I love how you're asking God/Scotty to beam you to heaven while you're reading about the sex lifes of cannibals and getting stoned with savages. You are SUCH a post refermational protestant!!!
How is Scotty going to beam you up to heaven when James Doohan died on July 20, 2005? You're certainly welcome to wait for his attentions, but personally I'll be taking Bay Area Rapid Transit for my trip to the next world :D
(It goes under the bay! That's like travelling UNDER the river Styx! How cool is that?)
from Wikipedia: "In what may be regarded as an ironic coincidence, Doohan died on the anniversary of the Apollo 11 lunar landing, arguably the greatest engineering achievement in human history to date.

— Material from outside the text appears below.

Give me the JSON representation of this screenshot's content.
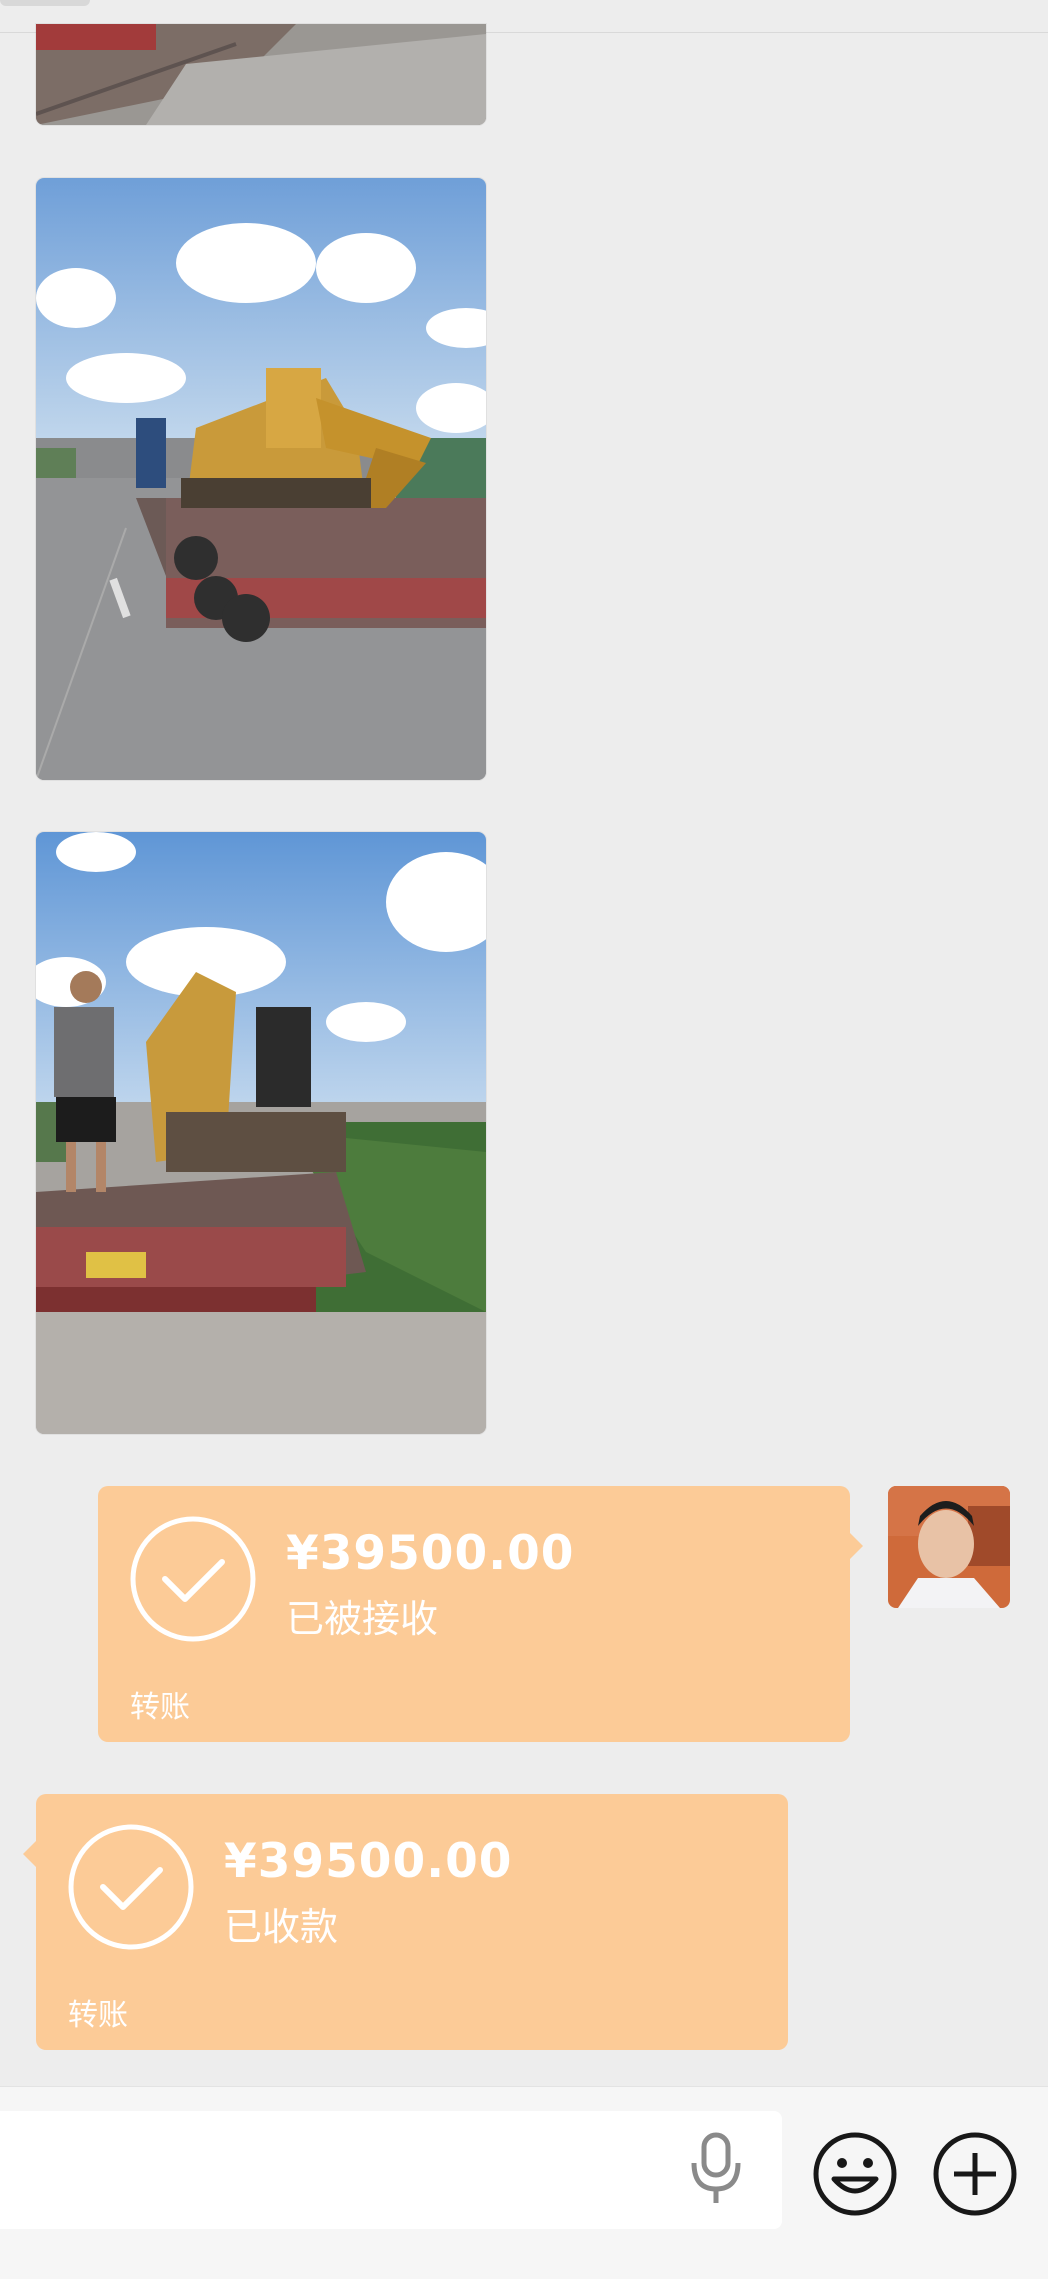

Almost two years after his death, approximately one-quarter ounce (7 grams) of Doohan's ashes were sent into space,[8] as he had requested in his will."
I wanted God to beam me up just like Mary (up for interpretation). Marie was the secular one who brought Scotty into it!
Taking the BART into the 'next world' would be all right, too. I'd give my body to science, but I just read about how some of the cadavers are used to test auto safety and are dropped onto glass forehead first from great heights. I don't know why this bothers me more than being used to practice rhinoplasty, but it does!
Sending your ashes into space is a pretty awesome option, as well.
Oh, it gets strange, that book. But I loved it.
Chapter 10 freaked me out, but in a 'i-couldn't stop-reading' kind of way. Bizarre.
Death should be entertaining. I hope mine is. :)
Auto Testing's pretty noble, but I'm hoping that if my corpse is going to be manhandled it'll be at the hands of 'The Practical Joker'.
I THINK I would like to read this book. I think about the topic often. when I talk about death with friends I get the immediate feeling I've said too much. The physical process of decay...I don't know maybe I should wait.
As a vegetarian, I'm skipping Chapter 10.
David, this book is pretty entertaining. I love books that make me realize that I have NO IDEA about most of what's going on out there!
****SPOILER ALERT****
Chapter 10
For a long time, I was fascinated by stories of human cannibalism. I read a lot of books out there that dealt with the subject, both in a fictional and non-fictional context.
To me, that chapter is just another in a long line of unsuccessful attempts to peer into the human psyche, to find out 'what would drive a person to do that?'
But I can understand how someone would not want to read about it, too. :)
And this is why, at the end of the day, I'm glad you are a nonfiction nerd so that I can hear the most interesting tidbits without having to do the actual work of reading the book.
You have to read it! It's so good Marie! But I'm glad that Sarah is a nonfiction nerd too (now you can borrow her copy & I won't have to lend you mine).
The thing is with an impending birthday, I am all too aware of the decomposition of our bodies and I'm not sue I want to find out how much worse it gets. That being said, when I do get over my "boo-hoo I'll-be-40-in-3 -years pity party" I will need to borrow your copy cuz Sarah got it from the library. I promise not to cry or barf on it (too much).
Not only will I let you borrow my copy, but I'll race you to 37. Oct 15th? Going once..going twice..
Btw, you misspelled "sure" ancient one.
..and here I thought I felt young & spritely today because one of my co-workers turned me on to 'Diet Pepsi Max'.